TPUA Gugat dan Minta Jokowi Lengser, Politikus PDIP: Tahu Aturan Nggak Sih?

TPUA Gugat dan Minta Jokowi Lengser, Politikus PDIP: Tahu Aturan Nggak Sih?

Jakarta, Beritasatu.com - Sekretaris Fraksi PDI Perjuangan (PDIP) Mayjen (Purn) TNI Tubagus Hasanuddin mempertanyakan langkah sekelompok warga yang yang tergabung dalam Tim Pembela Ulama dan Aktivis (TPUA). Mereka mengajukan gugatan terhadap Presiden Joko Widodo (Jokowi), bertujuan memintanya mundur dari jabatannya.


Gugatan dilayangkan ke Pengadilan Negeri Jakarta Pusat pada Jumat (30/4/2021). Didaftarkan dengan penggugat Muhidin Jalih dan Tergugat Presiden Jokowi.
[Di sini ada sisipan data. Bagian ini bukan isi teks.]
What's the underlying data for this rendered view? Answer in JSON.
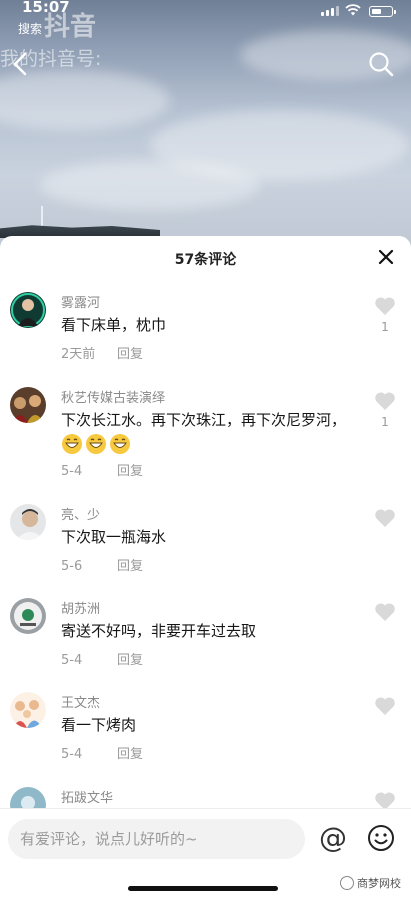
{
  "status_bar": {
    "time": "15:07"
  },
  "video": {
    "search_label": "搜索",
    "watermark_logo": "抖音",
    "watermark_id": "我的抖音号: "
  },
  "comments_panel": {
    "title": "57条评论",
    "comments": [
      {
        "user": "雾露河",
        "text": "看下床单，枕巾",
        "date": "2天前",
        "reply": "回复",
        "likes": "1"
      },
      {
        "user": "秋艺传媒古装演绎",
        "text": "下次长江水。再下次珠江，再下次尼罗河，",
        "date": "5-4",
        "reply": "回复",
        "likes": "1"
      },
      {
        "user": "亮、少",
        "text": "下次取一瓶海水",
        "date": "5-6",
        "reply": "回复",
        "likes": ""
      },
      {
        "user": "胡苏洲",
        "text": "寄送不好吗，非要开车过去取",
        "date": "5-4",
        "reply": "回复",
        "likes": ""
      },
      {
        "user": "王文杰",
        "text": "看一下烤肉",
        "date": "5-4",
        "reply": "回复",
        "likes": ""
      },
      {
        "user": "拓跋文华",
        "text": "",
        "date": "",
        "reply": "",
        "likes": ""
      }
    ]
  },
  "input_bar": {
    "placeholder": "有爱评论，说点儿好听的~",
    "at_symbol": "@",
    "source_mark": "商梦网校"
  }
}
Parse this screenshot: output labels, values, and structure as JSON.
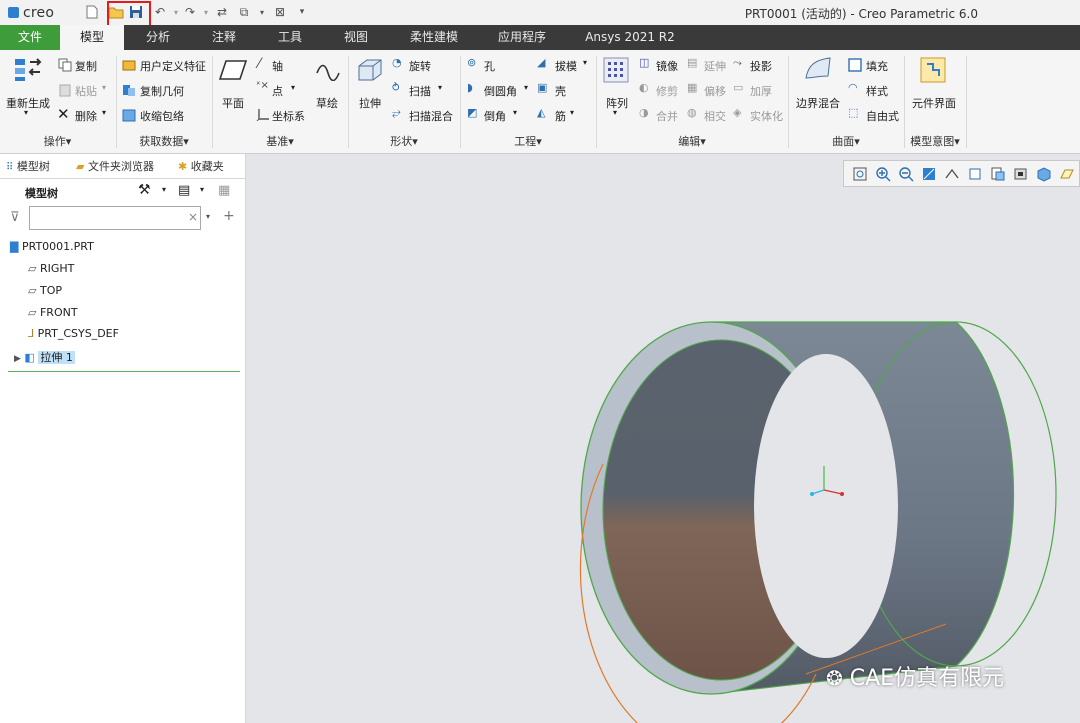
{
  "app": {
    "logo_text": "creo",
    "window_title": "PRT0001 (活动的) - Creo Parametric 6.0"
  },
  "menu_tabs": [
    "文件",
    "模型",
    "分析",
    "注释",
    "工具",
    "视图",
    "柔性建模",
    "应用程序",
    "Ansys 2021 R2"
  ],
  "ribbon": {
    "operations": {
      "label": "操作▾",
      "regen": "重新生成",
      "copy": "复制",
      "paste": "粘贴",
      "delete": "删除"
    },
    "get_data": {
      "label": "获取数据▾",
      "udf": "用户定义特征",
      "copy_geom": "复制几何",
      "shrinkwrap": "收缩包络"
    },
    "datum": {
      "label": "基准▾",
      "plane": "平面",
      "axis": "轴",
      "point": "点",
      "csys": "坐标系",
      "sketch": "草绘"
    },
    "shapes": {
      "label": "形状▾",
      "extrude": "拉伸",
      "revolve": "旋转",
      "sweep": "扫描",
      "swept_blend": "扫描混合"
    },
    "engineering": {
      "label": "工程▾",
      "hole": "孔",
      "round": "倒圆角",
      "chamfer": "倒角",
      "draft": "拔模",
      "shell": "壳",
      "rib": "筋"
    },
    "editing": {
      "label": "编辑▾",
      "pattern": "阵列",
      "mirror": "镜像",
      "extend": "延伸",
      "project": "投影",
      "trim": "修剪",
      "offset": "偏移",
      "thicken": "加厚",
      "merge": "合并",
      "intersect": "相交",
      "solidify": "实体化"
    },
    "surfaces": {
      "label": "曲面▾",
      "boundary_blend": "边界混合",
      "fill": "填充",
      "style": "样式",
      "freestyle": "自由式"
    },
    "intent": {
      "label": "模型意图▾",
      "component_interface": "元件界面"
    }
  },
  "panel": {
    "tabs": [
      "模型树",
      "文件夹浏览器",
      "收藏夹"
    ],
    "header": "模型树",
    "filter_placeholder": "",
    "tree": [
      "PRT0001.PRT",
      "RIGHT",
      "TOP",
      "FRONT",
      "PRT_CSYS_DEF",
      "拉伸 1"
    ]
  },
  "watermark": "CAE仿真有限元",
  "colors": {
    "file_tab": "#3e9c3b",
    "menu_bg": "#3a3a3a",
    "highlight": "#e21b1b",
    "selection": "#bfe0f7"
  }
}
"Tahu aturan nggak sih? Mendesak Presiden mundur dari jabatannya, itu bukan perkara mudah dan perlu proses panjang," kata Hasanuddin dalam keterangannya, Minggu (2/5/2021).

Dijelaskan Hasanuddin, proses pemakzulan terjadi di parlemen. Untuk itu, DPR harus menggunakan Hak Menyatakan Pendapat (HMP).
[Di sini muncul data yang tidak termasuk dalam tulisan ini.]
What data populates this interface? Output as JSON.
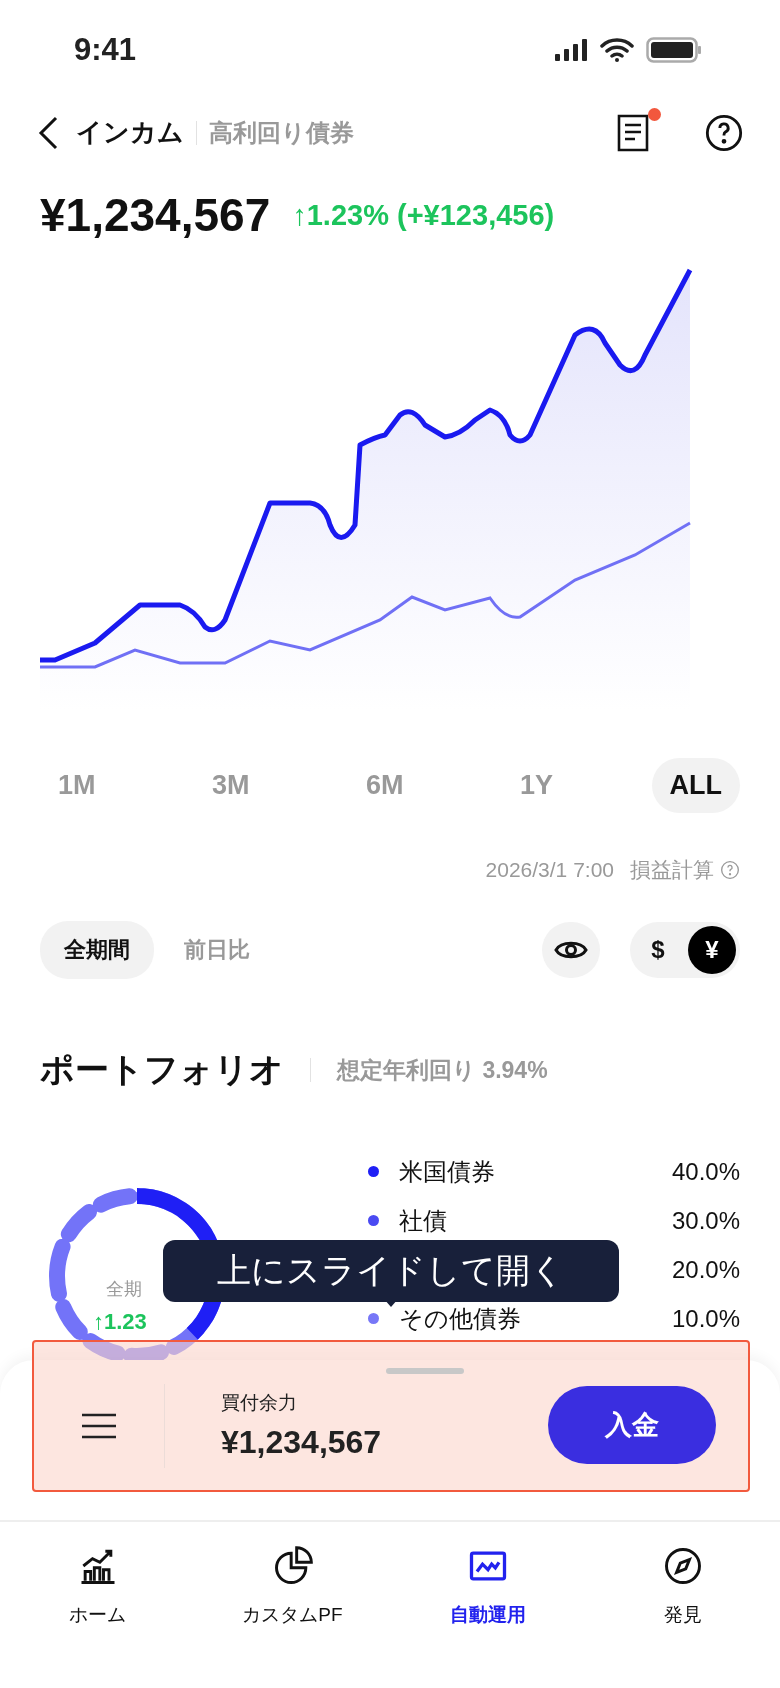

HMP ini bisa dilakukan jika dianggap presiden melakukan pelanggaran hukum atau pengkhianatan terhadap negara, korupsi, penyuapan, maupun tindakan tercela. Hak ini diusulkan oleh minimal 25 orang anggota DPR, dan bila memenuhi persyaratan administrasi dapat dilanjutkan dalam sidang paripurna.


Sidang paripurnanya sendiri takkan sah bila tak dihadiri oleh minimal 2/3 dari jumlah anggota DPR dan minimal 2/3 dari jumlah itu menyetujuinya.


Usai HMP disetujui, akan dilanjutkan pembentukan Panitia Khusus yang bekerja mendalami permasalahan yang ada. Hasilnya, dilaporkan kembali ke rapat paripurna DPR. Hasilnya bisa melanjutkan pemakzulan, dan bisa juga tidak. Sidang ini pun harus seusai syarat kehadiran yang sah.


Bila memang Pansus menyetujui pemakzulan dan paripurna DPR juga menyetujui, hasilnya akan dilaporkan ke Mahkamah Konstitusi (MK). Lembaga terakhir ini yang akan bersidang mengecek pendapat dari DPR itu.


Jika memang dianggap sah dan sejalan dengan UUD 1945, maka MK akan meneruskan usul pemberhentian presiden ke MPR. Nantinya MPR yang akan mengeksekusi pemberhentian melalui rapat paripurna yang wajib dihadiri paling sedikit 3/4 dari jumlah anggota dan disetujui oleh paling sedikit 2/3 dari jumlah anggota yang hadir.


"Tapi kalau kita melihat keadaan koalisi pendukung pemerintah di DPR dan MPR saat ini, rasanya seperti mimpi di siang bolong kalau kemudian ada yang bercita-cita melengserkan presiden pilihan rakyat seperti Pak Jokowi," pungkas Hasanuddin.